The Lawn, Lincoln, Lincolnshire, England, is a notable early nineteenth century Greek revival building designed by Richard Ingleman (who was also architect for HM Prison, Devizes). It is next to Lincoln Castle on Union Road, 0.3 miles (0.5 km) to the west of Lincoln Cathedral, and comprises a number of notable buildings, a hotel, rose garden and children's play area, set within a large lawn. The Sir Joseph Banks Conservatory is an attraction for visitors, a hothouse containing exhibits categorised by Banks on his voyages with Captain James Cook.

The main building has a substantial portico with Ionic columns.

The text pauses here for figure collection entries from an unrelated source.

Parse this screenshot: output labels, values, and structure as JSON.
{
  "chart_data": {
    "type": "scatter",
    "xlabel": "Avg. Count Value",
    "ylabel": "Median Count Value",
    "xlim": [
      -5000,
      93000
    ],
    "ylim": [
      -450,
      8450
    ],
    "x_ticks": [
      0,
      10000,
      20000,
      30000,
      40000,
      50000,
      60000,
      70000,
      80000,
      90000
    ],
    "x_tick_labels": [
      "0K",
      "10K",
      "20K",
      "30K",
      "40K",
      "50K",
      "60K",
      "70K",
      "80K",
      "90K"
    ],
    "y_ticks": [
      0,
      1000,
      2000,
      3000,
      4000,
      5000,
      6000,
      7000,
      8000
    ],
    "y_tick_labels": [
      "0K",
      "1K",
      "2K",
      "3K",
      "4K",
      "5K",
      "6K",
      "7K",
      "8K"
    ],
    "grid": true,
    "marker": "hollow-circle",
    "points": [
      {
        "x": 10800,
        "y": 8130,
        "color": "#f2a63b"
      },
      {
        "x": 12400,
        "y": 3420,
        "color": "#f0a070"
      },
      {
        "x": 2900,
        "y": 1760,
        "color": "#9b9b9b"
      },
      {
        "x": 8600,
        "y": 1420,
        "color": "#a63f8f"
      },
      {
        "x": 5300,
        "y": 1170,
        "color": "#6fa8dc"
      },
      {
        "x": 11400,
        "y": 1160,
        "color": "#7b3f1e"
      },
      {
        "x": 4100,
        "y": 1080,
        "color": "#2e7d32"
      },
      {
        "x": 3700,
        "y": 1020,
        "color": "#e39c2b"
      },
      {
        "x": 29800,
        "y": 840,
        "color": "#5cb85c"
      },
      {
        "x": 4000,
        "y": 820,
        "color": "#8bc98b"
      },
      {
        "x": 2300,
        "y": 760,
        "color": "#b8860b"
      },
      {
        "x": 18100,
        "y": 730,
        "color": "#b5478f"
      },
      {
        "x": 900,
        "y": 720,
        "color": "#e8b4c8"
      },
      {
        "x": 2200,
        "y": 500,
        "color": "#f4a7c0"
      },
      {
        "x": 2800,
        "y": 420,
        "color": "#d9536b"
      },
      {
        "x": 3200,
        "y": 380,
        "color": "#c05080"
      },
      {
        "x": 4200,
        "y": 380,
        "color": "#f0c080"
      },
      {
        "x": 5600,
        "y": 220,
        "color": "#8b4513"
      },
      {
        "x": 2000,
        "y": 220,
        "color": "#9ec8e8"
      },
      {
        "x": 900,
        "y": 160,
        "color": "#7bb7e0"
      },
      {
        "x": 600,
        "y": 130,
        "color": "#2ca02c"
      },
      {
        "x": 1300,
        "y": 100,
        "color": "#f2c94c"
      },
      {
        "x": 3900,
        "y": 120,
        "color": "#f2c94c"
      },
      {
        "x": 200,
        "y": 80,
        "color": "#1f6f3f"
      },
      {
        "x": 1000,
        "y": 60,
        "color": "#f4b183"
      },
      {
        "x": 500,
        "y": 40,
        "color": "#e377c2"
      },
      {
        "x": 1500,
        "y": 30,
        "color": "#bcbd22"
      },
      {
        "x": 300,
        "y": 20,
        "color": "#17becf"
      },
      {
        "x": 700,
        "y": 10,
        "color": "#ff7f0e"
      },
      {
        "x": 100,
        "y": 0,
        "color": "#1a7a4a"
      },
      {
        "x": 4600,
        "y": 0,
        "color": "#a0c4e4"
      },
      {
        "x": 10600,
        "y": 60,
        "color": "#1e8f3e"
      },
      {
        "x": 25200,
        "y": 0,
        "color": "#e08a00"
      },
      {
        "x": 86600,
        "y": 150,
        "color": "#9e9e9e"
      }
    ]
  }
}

History as mental hospital

Charlesworth statue, Lincoln
Statue of Dr Edward Parker Charlesworth, physician and life governor of the Lawn Hospital from 1820 until his death in 1853

The Lawn began its life as a lunatic asylum. After initial fundraising, the site was bought in 1809; and Richard Ingleman, architect of Nottingham Asylum, was brought in. After delay caused by indecision on the management of the asylum, independent of the county magistrates, the subscribers went ahead in 1817, and the building opened as a hospital in April 1820. The Lincolnshire County Asylum was later built (around 1854) at Bracebridge Heath. Mary Barkas worked as Medical Superintendent at the hospital between 1928 and 1933.

The Lawn continued to provide psychiatric inpatient facilities until closed by the NHS in 1985.

Current status

The City of Lincoln Council purchased the Lawn Hospital including the grounds on 13 March 1986 from The Secretary of State for Social Services for £425,000.00 and, following extensive refurbishment, the Lawn complex was officially opened on 20 November 1990. It operated as a catering and event venue under council control for some years until, in October 2011, a decision was made to sell it.

Previously the complex housed military regimental museums and a museum about the Roman colony Lindum Colonia, from which Lincoln takes its name. The main building is now run as a conference centre. The previous accommodation building for nurses and doctors is now a boutique hotel with an orangery and events area.